The present pandemic has, without question, changed the way we teach, learn, think, and relate to one another. In developing this course, I reflected openly with students: what difference does the study of the ancient world and its literature make in times such as these? Throughout the course we discussed how syllabi and historiography reflect conscious decisions. Whose voices are centralized (and marginalized)? What questions must we ask? How does our own experience inform our readings? And finally, where do we go from here? How can we evolve as thinkers and interlocutors?
For those of us teaching and writing about late antiquity, I would suggest that the often-marginalized genre of poetry brings a polyphony of voices to the table. Poetic literature compels us to listen for multiple perspectives: from the imagined voices of female biblical figures to late antique and medieval women such as Proba and Kassia – not to mention modern and contemporary poets. A survey course of such breadth reveals shifts over time and distance, while also unearthing surprising affinities. Students read late antique Syriac poems featuring pearl imagery alongside the medieval English Pearl Poet to query how Christians in distinct historical and geographical contexts returned to a single biblical image to express their visions for faithful living. A class dedicated to the character of Eve featured readings from Narsai of Nisibis in tandem with premodern poets Aemilia Lanyer and John Milton to glimpse the ways biblical storytelling around Genesis participated in the construction of gender. We read the recent edition of Jupiter Hammon’s poetry in conjunction with William Langland’s Piers Plowman to consider how two Christians reflected on social injustices and structural violence through a biblical idiom. For the final class, students compiled their own reading list highlighting the religious aspects of artists including George Herbert and Kendrick Lamar around the themes of death, faith, and suffering.

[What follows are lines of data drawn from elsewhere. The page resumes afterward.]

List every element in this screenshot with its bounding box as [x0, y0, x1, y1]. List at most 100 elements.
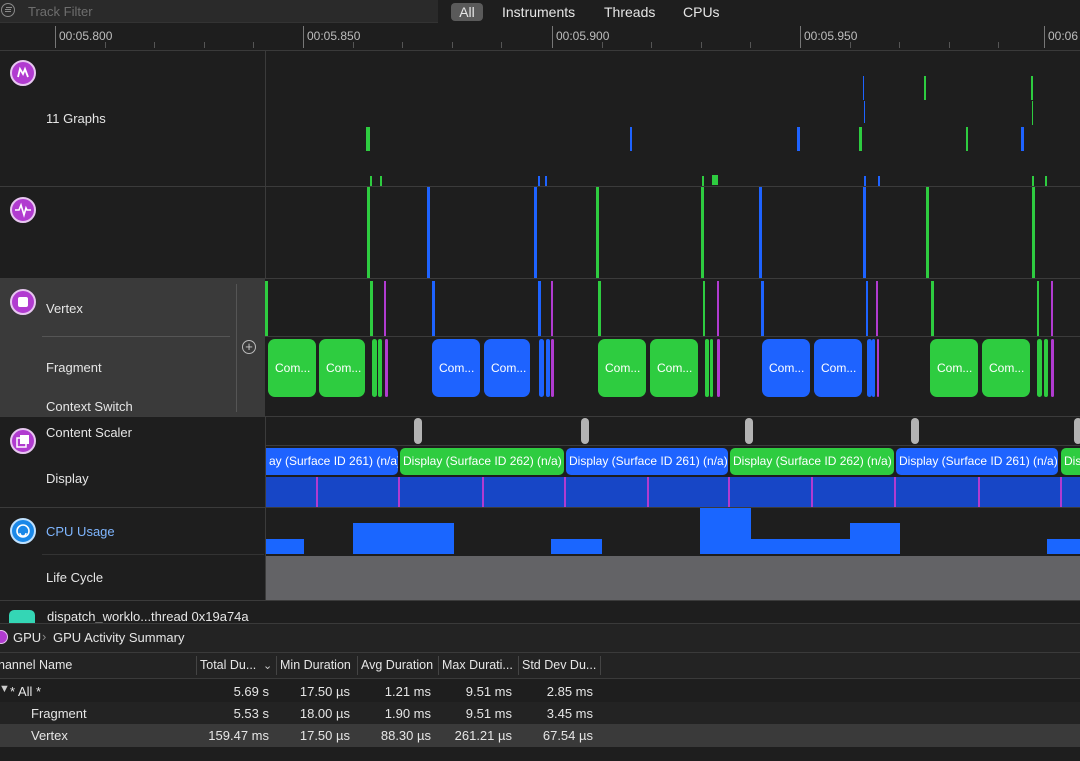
- cpu-usage-track[interactable]: CPU Usage Life Cycle: [0, 508, 1080, 601]
- display-surface-block[interactable]: Display (Surface ID 262) (n/a): [400, 448, 564, 475]
- table-row[interactable]: ▼ * All * 5.69 s 17.50 µs 1.21 ms 9.51 m…: [0, 680, 1080, 702]
- thread-track[interactable]: dispatch_worklo...thread 0x19a74a: [0, 601, 1080, 624]
- metal-graph-icon: [10, 60, 36, 86]
- cpu-usage-bar: [353, 523, 454, 554]
- activity-mark: [367, 187, 370, 278]
- vsync-mark: [482, 477, 484, 507]
- display-surface-block[interactable]: Display (Surface ID 261) (n/a): [896, 448, 1058, 475]
- display-track[interactable]: Content Scaler Display ay (Surface ID 26…: [0, 417, 1080, 508]
- activity-mark: [866, 281, 868, 336]
- col-separator: [357, 656, 358, 675]
- fragment-encoder-pill[interactable]: Com...: [762, 339, 810, 397]
- fragment-encoder-pill[interactable]: Com...: [598, 339, 646, 397]
- row-max: 9.51 ms: [465, 706, 512, 721]
- col-max-duration[interactable]: Max Durati...: [442, 653, 513, 677]
- row-avg: 1.21 ms: [384, 684, 431, 699]
- col-std-dev[interactable]: Std Dev Du...: [522, 653, 596, 677]
- breadcrumb-gpu[interactable]: GPU: [13, 630, 41, 645]
- track-filter-input[interactable]: [28, 2, 428, 20]
- activity-mark: [1037, 339, 1042, 397]
- thread-icon: [9, 610, 35, 623]
- ruler-minor-tick: [104, 42, 106, 48]
- activity-mark: [1021, 127, 1024, 151]
- activity-mark: [372, 339, 377, 397]
- cpu-usage-lane[interactable]: [266, 508, 1080, 555]
- activity-mark: [876, 281, 878, 336]
- activity-mark: [538, 176, 540, 186]
- gpu-activity-lane[interactable]: [266, 187, 1080, 278]
- ruler-tick: [552, 26, 553, 48]
- activity-mark: [761, 281, 764, 336]
- gpu-channels-lane[interactable]: Com... Com... Com... Com... Com... Com... Com.…: [265, 279, 1080, 416]
- row-channel-name: Vertex: [31, 728, 68, 743]
- breadcrumb-summary[interactable]: GPU Activity Summary: [53, 630, 184, 645]
- display-lane[interactable]: ay (Surface ID 261) (n/a) Display (Surfac…: [266, 446, 1080, 507]
- graphs-lane[interactable]: [266, 51, 1080, 186]
- track-filter-box[interactable]: [0, 0, 438, 23]
- table-row-selected[interactable]: Vertex 159.47 ms 17.50 µs 88.30 µs 261.2…: [0, 724, 1080, 747]
- activity-mark: [703, 281, 705, 336]
- ruler-minor-tick: [203, 42, 205, 48]
- life-cycle-lane[interactable]: [266, 556, 1080, 600]
- activity-mark: [864, 101, 865, 123]
- display-surface-block[interactable]: Dis: [1061, 448, 1080, 475]
- disclosure-triangle-icon[interactable]: ▼: [0, 683, 10, 695]
- display-surface-block[interactable]: Display (Surface ID 261) (n/a): [566, 448, 728, 475]
- activity-mark: [924, 76, 926, 100]
- activity-mark: [926, 187, 929, 278]
- col-channel-name[interactable]: hannel Name: [0, 653, 72, 677]
- row-std: 67.54 µs: [542, 728, 593, 743]
- breadcrumb: GPU › GPU Activity Summary: [0, 623, 1080, 653]
- vsync-mark: [316, 477, 318, 507]
- col-avg-duration[interactable]: Avg Duration: [361, 653, 433, 677]
- ruler-minor-tick: [402, 42, 404, 48]
- fragment-encoder-pill[interactable]: Com...: [930, 339, 978, 397]
- activity-mark: [759, 187, 762, 278]
- scope-all-button[interactable]: All: [451, 3, 483, 21]
- scope-threads-button[interactable]: Threads: [604, 3, 655, 21]
- graphs-track[interactable]: 11 Graphs: [0, 51, 1080, 187]
- table-row[interactable]: Fragment 5.53 s 18.00 µs 1.90 ms 9.51 ms…: [0, 702, 1080, 724]
- ruler-minor-tick: [451, 42, 453, 48]
- filter-icon[interactable]: [1, 3, 15, 17]
- ruler-minor-tick: [948, 42, 950, 48]
- display-surface-block[interactable]: Display (Surface ID 262) (n/a): [730, 448, 894, 475]
- scope-cpus-button[interactable]: CPUs: [683, 3, 720, 21]
- fragment-encoder-pill[interactable]: Com...: [432, 339, 480, 397]
- gpu-chip-icon: [10, 289, 36, 315]
- content-scaler-lane[interactable]: [266, 417, 1080, 445]
- fragment-encoder-pill[interactable]: Com...: [484, 339, 530, 397]
- graphs-track-label: 11 Graphs: [46, 111, 106, 126]
- col-separator: [196, 656, 197, 675]
- col-total-duration[interactable]: Total Du...: [200, 653, 256, 677]
- fragment-encoder-pill[interactable]: Com...: [319, 339, 365, 397]
- row-min: 17.50 µs: [299, 728, 350, 743]
- cpu-usage-bar: [1047, 539, 1080, 554]
- row-min: 17.50 µs: [299, 684, 350, 699]
- time-ruler[interactable]: 00:05.800 00:05.850 00:05.900 00:05.950 …: [0, 24, 1080, 51]
- fragment-encoder-pill[interactable]: Com...: [268, 339, 316, 397]
- sort-chevron-icon[interactable]: ⌄: [263, 659, 272, 672]
- activity-mark: [265, 281, 268, 336]
- content-scaler-label: Content Scaler: [46, 425, 132, 440]
- gpu-activity-track[interactable]: [0, 187, 1080, 279]
- display-surface-block[interactable]: ay (Surface ID 261) (n/a): [266, 448, 398, 475]
- context-switch-label: Context Switch: [46, 399, 133, 414]
- activity-mark: [705, 339, 709, 397]
- ruler-label: 00:05.950: [804, 29, 858, 43]
- label-separator: [236, 284, 237, 412]
- cpu-usage-label[interactable]: CPU Usage: [46, 524, 115, 539]
- row-channel-name: * All *: [10, 684, 42, 699]
- activity-mark: [385, 339, 388, 397]
- ruler-minor-tick: [601, 42, 603, 48]
- fragment-encoder-pill[interactable]: Com...: [650, 339, 698, 397]
- gpu-channels-track[interactable]: Vertex Fragment Context Switch + Com... C…: [0, 279, 1080, 417]
- fragment-channel-label: Fragment: [46, 360, 102, 375]
- add-channel-icon[interactable]: +: [242, 340, 256, 354]
- fragment-encoder-pill[interactable]: Com...: [982, 339, 1030, 397]
- scope-instruments-button[interactable]: Instruments: [502, 3, 575, 21]
- ruler-tick: [55, 26, 56, 48]
- col-min-duration[interactable]: Min Duration: [280, 653, 351, 677]
- fragment-encoder-pill[interactable]: Com...: [814, 339, 862, 397]
- display-lower-band: [266, 477, 1080, 507]
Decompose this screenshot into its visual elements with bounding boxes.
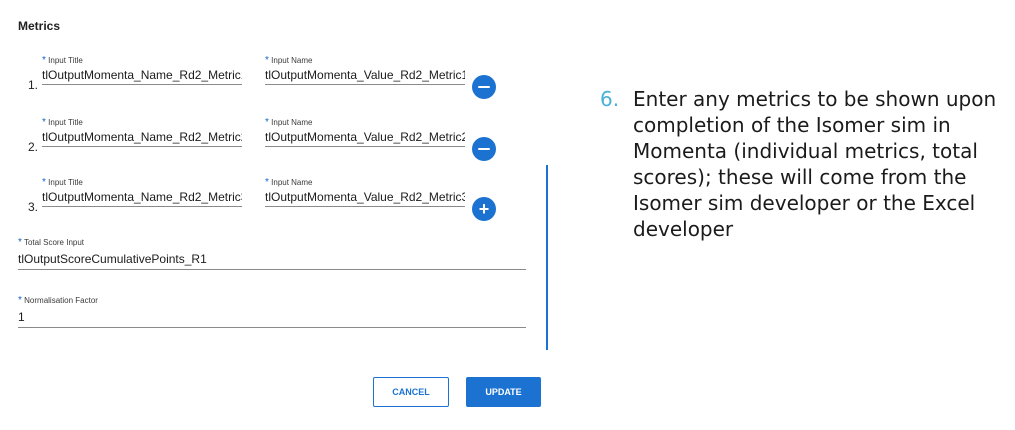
required-marker: * <box>42 177 46 188</box>
plus-icon: + <box>478 198 490 219</box>
input-title-field: * Input Title <box>42 117 242 147</box>
input-title-field: * Input Title <box>42 55 242 85</box>
required-marker: * <box>265 177 269 188</box>
add-metric-button[interactable]: + <box>472 197 496 221</box>
input-name-label: Input Name <box>271 118 313 127</box>
input-title-field: * Input Title <box>42 177 242 207</box>
required-marker: * <box>265 55 269 66</box>
remove-metric-button[interactable] <box>472 75 496 99</box>
minus-icon <box>478 85 490 89</box>
instruction-text: Enter any metrics to be shown upon compl… <box>633 87 997 241</box>
required-marker: * <box>18 237 22 248</box>
input-name-input[interactable] <box>265 188 465 207</box>
input-title-label: Input Title <box>48 118 83 127</box>
metric-row: 1. * Input Title * Input Name <box>0 55 520 105</box>
required-marker: * <box>42 117 46 128</box>
required-marker: * <box>265 117 269 128</box>
vertical-divider <box>546 165 548 350</box>
input-name-label: Input Name <box>271 178 313 187</box>
minus-icon <box>478 147 490 151</box>
input-name-input[interactable] <box>265 66 465 85</box>
normalisation-factor-field: * Normalisation Factor <box>18 295 526 328</box>
metric-row: 2. * Input Title * Input Name <box>0 117 520 167</box>
step-number: 6. <box>600 87 620 111</box>
metric-number: 1. <box>28 78 39 92</box>
cancel-button[interactable]: CANCEL <box>373 377 449 407</box>
update-button[interactable]: UPDATE <box>466 377 541 407</box>
total-score-field: * Total Score Input <box>18 237 526 270</box>
required-marker: * <box>18 295 22 306</box>
required-marker: * <box>42 55 46 66</box>
metric-number: 3. <box>28 200 39 214</box>
input-name-label: Input Name <box>271 56 313 65</box>
input-title-input[interactable] <box>42 128 242 147</box>
normalisation-factor-label: Normalisation Factor <box>24 296 98 305</box>
form-heading: Metrics <box>18 19 61 33</box>
input-title-input[interactable] <box>42 188 242 207</box>
input-name-input[interactable] <box>265 128 465 147</box>
total-score-input[interactable] <box>18 249 526 270</box>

But most importantly, this assignment encouraged students to develop their own voices. Their fearlessness and imagination – in the midst of crises personal, local, national, and global – affirmed that in both the ancient world and our own today, poetic speech is power.
[1] There are several essays from both authors one could assign, for example: Sebastian P. Brock, “Creating Women's Voices: Sarah and Tamar in Some Syriac Narrative Poems,” in The Exegetical Encounter between Jews and Christians in Late Antiquity, ed. Emmanouela Grypeou and Helen Spurling (Leiden: Brill, 2009), 125–42 and Susan Ashbrook Harvey, “Spoken Words, Voiced Silence: Biblical Women in Syriac Tradition,” Journal of Early Christian Studies 9, no. 1 (2001): 105-131.
[2] Kristen Joseph, English and Literature major and graduate with the class of 2020.
[3] Paige Spencer, MA student in the Divinity School.
[4] David Kim, MA student in the Divinity School.
[5] Ian Caveny, MA student in the Divinity School.
[6] Emily Barnum, MA student in the Divinity School.
[7] Alexis Wolf, a Comparative Literature major and graduate with the class of 2020.
[8] Viviana Rojas Madrid, a Psychology major and rising senior.
Erin Galgay Walsh is an Assistant Professor of New Testament and Early Christianity at the University of Chicago Divinity School.